20% OF CARBON ENTERING THE ATMOSPHERE TODAY WILL STILL BE IN THE AIR 1,000 YEARS FROM NOW

Signs Of Life

THERE ARE 50 BILLION MICROORGANISMS IN ONE TEASPOON OF SOIL

Topo-graph: draw a walk September 2022

Decide where you want to walk, and why. Download a tracking app—I use GPS Tracks. Start your walk, and the app’s tracking feature.

Walk. Seek special places or paths. Find desire lines. Linger when you find points of inspiration. Be aware, and thankful. Observe and detour around interruptions, like roads, fences, waterbodies, buildings. Listen to your body and to your spirit. Follow your feet.

Complete the walk and stop the track. Save it and export it to yourself.

Import your track into a drawing or mapping program, preferably with topography. I use GIS. Print it on paper or another support of your choice. Complete the drawing with your fingers.
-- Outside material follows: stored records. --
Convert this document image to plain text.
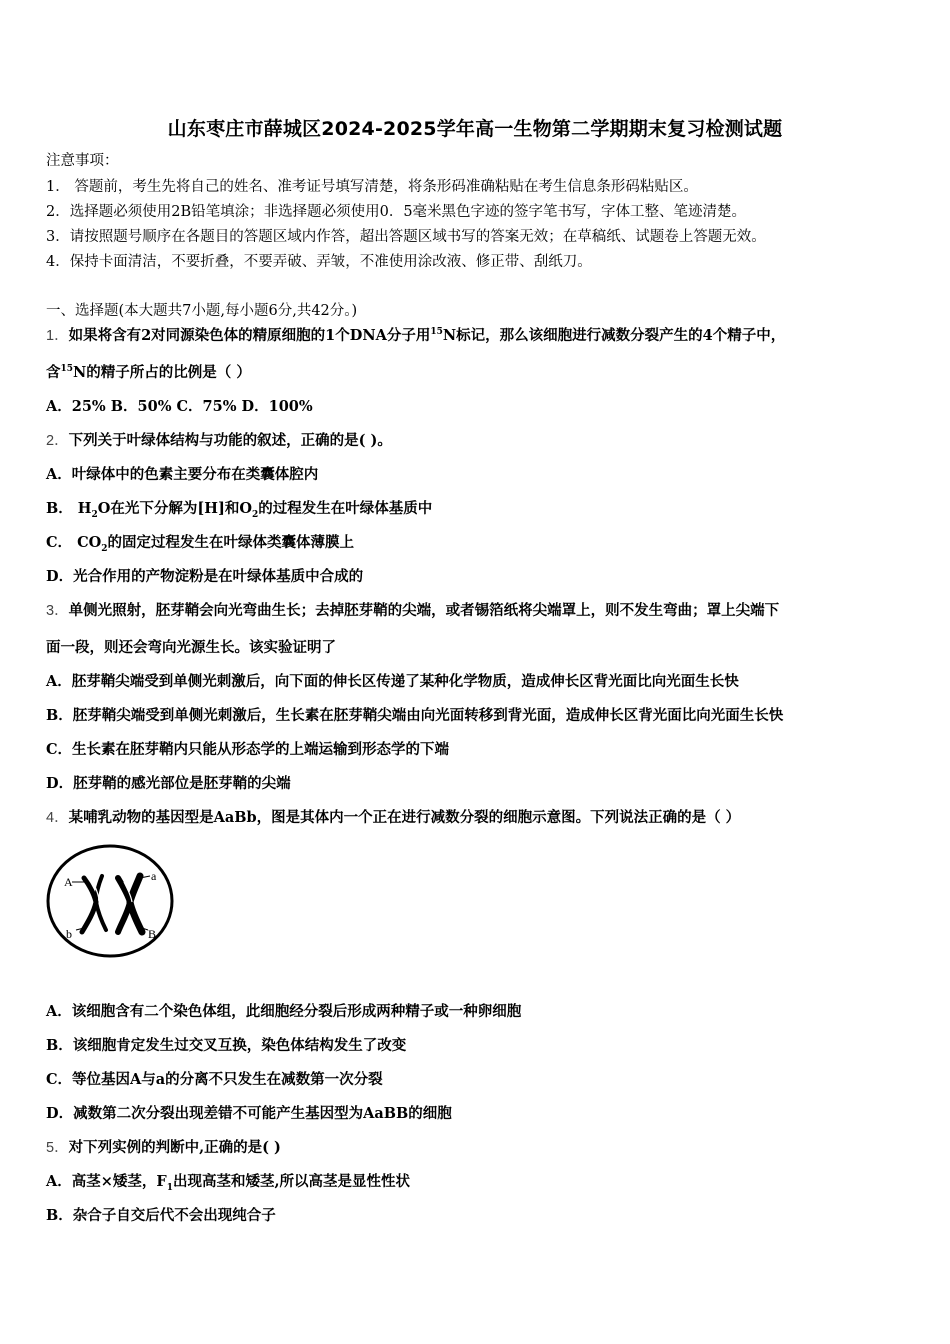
山东枣庄市薛城区2024-2025学年高一生物第二学期期末复习检测试题
注意事项：
1． 答题前，考生先将自己的姓名、准考证号填写清楚，将条形码准确粘贴在考生信息条形码粘贴区。
2．选择题必须使用2B铅笔填涂；非选择题必须使用0．5毫米黑色字迹的签字笔书写，字体工整、笔迹清楚。
3．请按照题号顺序在各题目的答题区域内作答，超出答题区域书写的答案无效；在草稿纸、试题卷上答题无效。
4．保持卡面清洁，不要折叠，不要弄破、弄皱，不准使用涂改液、修正带、刮纸刀。
一、选择题(本大题共7小题,每小题6分,共42分。)
1．如果将含有2对同源染色体的精原细胞的1个DNA分子用$^{15}$N标记，那么该细胞进行减数分裂产生的4个精子中，
含$^{15}$N的精子所占的比例是（ ）
A．25% B．50% C．75% D．100%
2．下列关于叶绿体结构与功能的叙述，正确的是( )。
A．叶绿体中的色素主要分布在类囊体腔内
B． $H_2O$在光下分解为[H]和$O_2$的过程发生在叶绿体基质中
C． $CO_2$的固定过程发生在叶绿体类囊体薄膜上
D．光合作用的产物淀粉是在叶绿体基质中合成的
3．单侧光照射，胚芽鞘会向光弯曲生长；去掉胚芽鞘的尖端，或者锡箔纸将尖端罩上，则不发生弯曲；罩上尖端下
面一段，则还会弯向光源生长。该实验证明了
A．胚芽鞘尖端受到单侧光刺激后，向下面的伸长区传递了某种化学物质，造成伸长区背光面比向光面生长快
B．胚芽鞘尖端受到单侧光刺激后，生长素在胚芽鞘尖端由向光面转移到背光面，造成伸长区背光面比向光面生长快
C．生长素在胚芽鞘内只能从形态学的上端运输到形态学的下端
D．胚芽鞘的感光部位是胚芽鞘的尖端
4．某哺乳动物的基因型是AaBb，图是其体内一个正在进行减数分裂的细胞示意图。下列说法正确的是（ ）
A	a
b	B
A．该细胞含有二个染色体组，此细胞经分裂后形成两种精子或一种卵细胞
B．该细胞肯定发生过交叉互换，染色体结构发生了改变
C．等位基因A与a的分离不只发生在减数第一次分裂
D．减数第二次分裂出现差错不可能产生基因型为AaBB的细胞
5．对下列实例的判断中,正确的是( )
A．高茎×矮茎，$F_1$出现高茎和矮茎,所以高茎是显性性状
B．杂合子自交后代不会出现纯合子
Seek an exchange between the line made by your feet, those made by your fingers, and the terrain revealed through the map data.

You have made a topo-graph, revealing the interplay between the planet’s flows—gravity, water, sunshine, shade—and your own flows—your feet, your hand, your head, and your heart.

What have you learned? Was your walk beautiful? Was it truncated or edited by regrettable intrusions, human-made or natural? Can you advocate for a more beautiful world, conducive to more beautiful walks?